A few days later the king packed his suitcase and said he was going hunting near Toledo.
“It’s an all-male outing; you’d be bored,” the king told his wife. Unwisely, Queen Sofia decided to surprise him by arriving at the estate in the middle of the night with their children, the eldest of whom was 12.
Queen Sofia burst through the door, brushed past the servants and, taking the stairs two at a time, discovered her husband in flagrante with an unknown woman. But even being caught by his entire family did not encourage the king to mend his ways.
Pilar Eyre says that throughout her reign, Queen Sofia has consequently been forced to content herself with a life of duty in Madrid, leavened by shopping trips with her daughters and occasional visits to England to visit her brother Constantine, the ex-King of Greece, who has lived in London since he was booted off the throne in 1973.
Lately Queen Sofia has taken solace in religion. She goes to Roman Catholic Mass every Sunday in the palace and attends Madrid’s Greek Orthodox church as well. Her devotions seem to annoy Juan Carlos even more.
King Juan Carlos raised his voice to his mother-in-law, Queen Federica of Greece, when he heard her telling her daughter how the Virgin Mary had appeared before her in a vision in a church near Madrid.

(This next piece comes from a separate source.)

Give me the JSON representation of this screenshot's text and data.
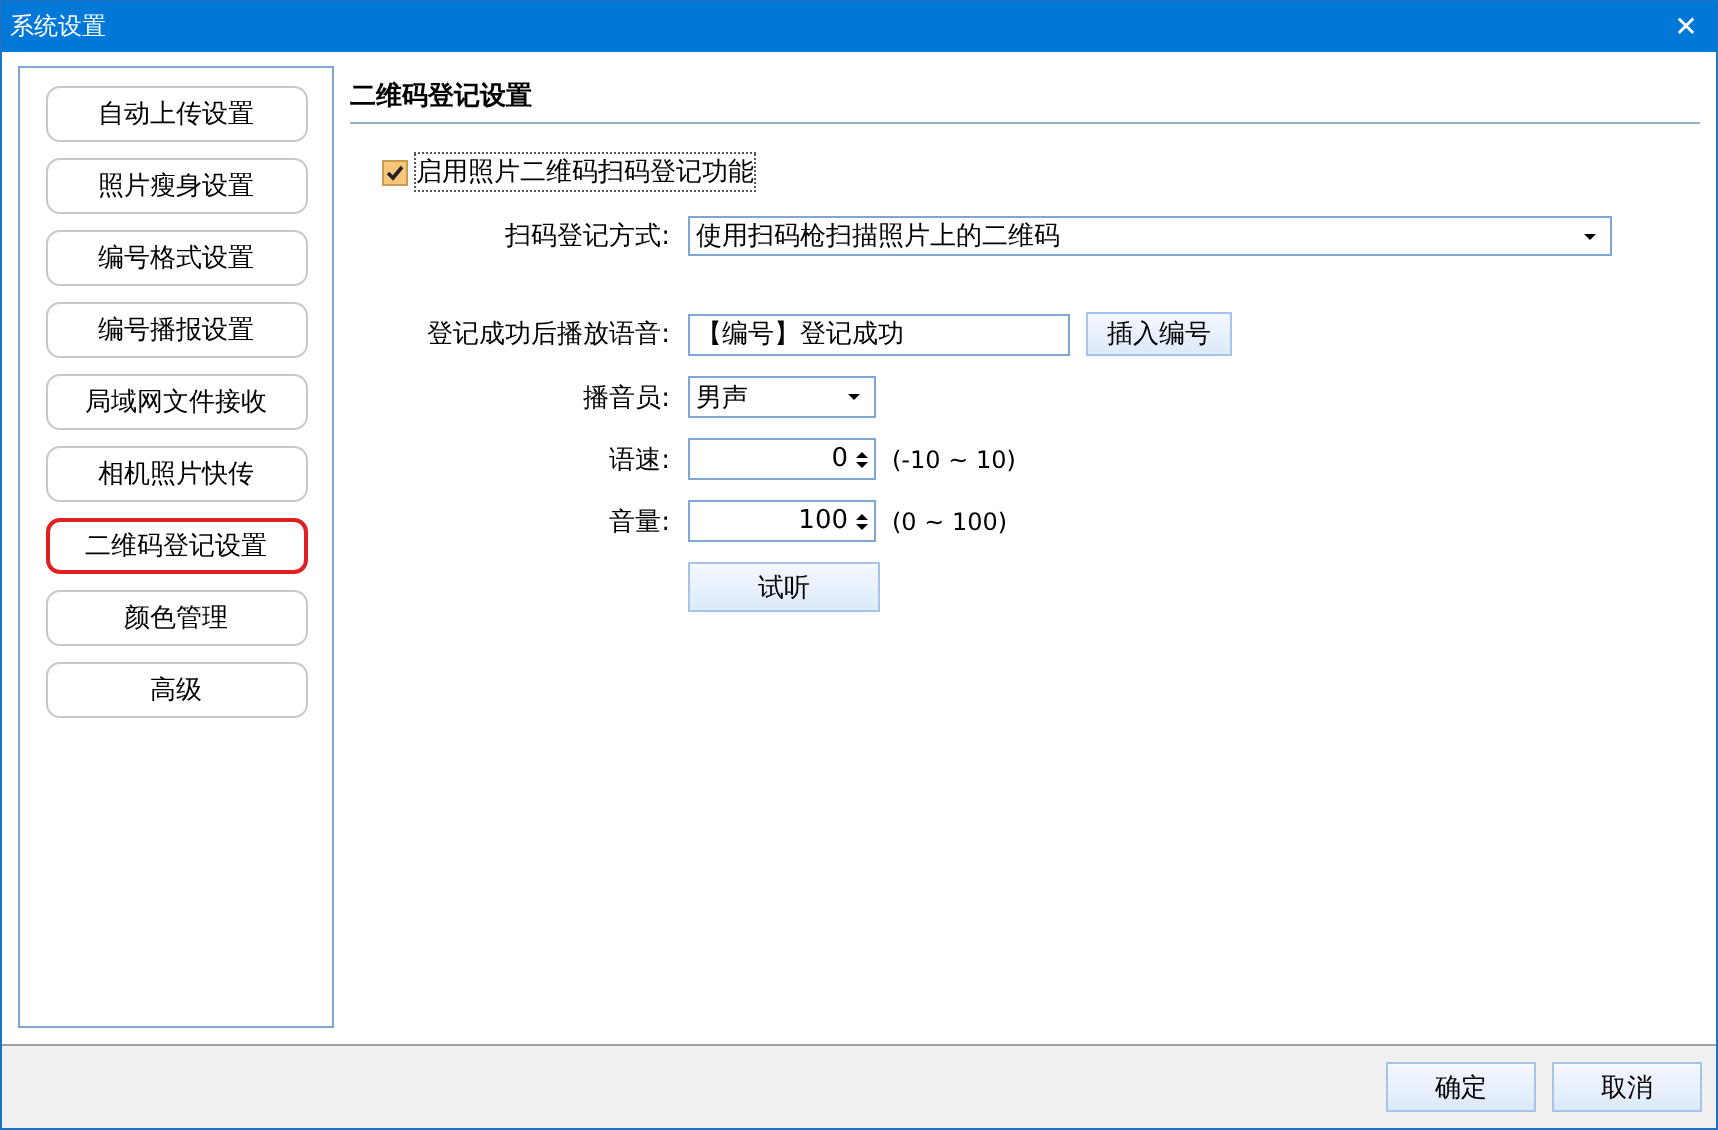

“There was an intense light and peace!” said Federica, at which point the king shouted: “Shut up, you! Don’t fill her head with this nonsense, she will believe it all.”
The tragedy is that despite his behavior, Queen Sofia appears to be as captivated by her husband as she was when they married 40 years ago.
At a recent family funeral Queen Sofia was seen holding tight to him and sobbing on his shoulder as if they were still the closest of companions.
Whether the book will rehabilitate Sofia in the eyes of the Spaniards or merely add to the prestige of Juan Carlos remains to be seen.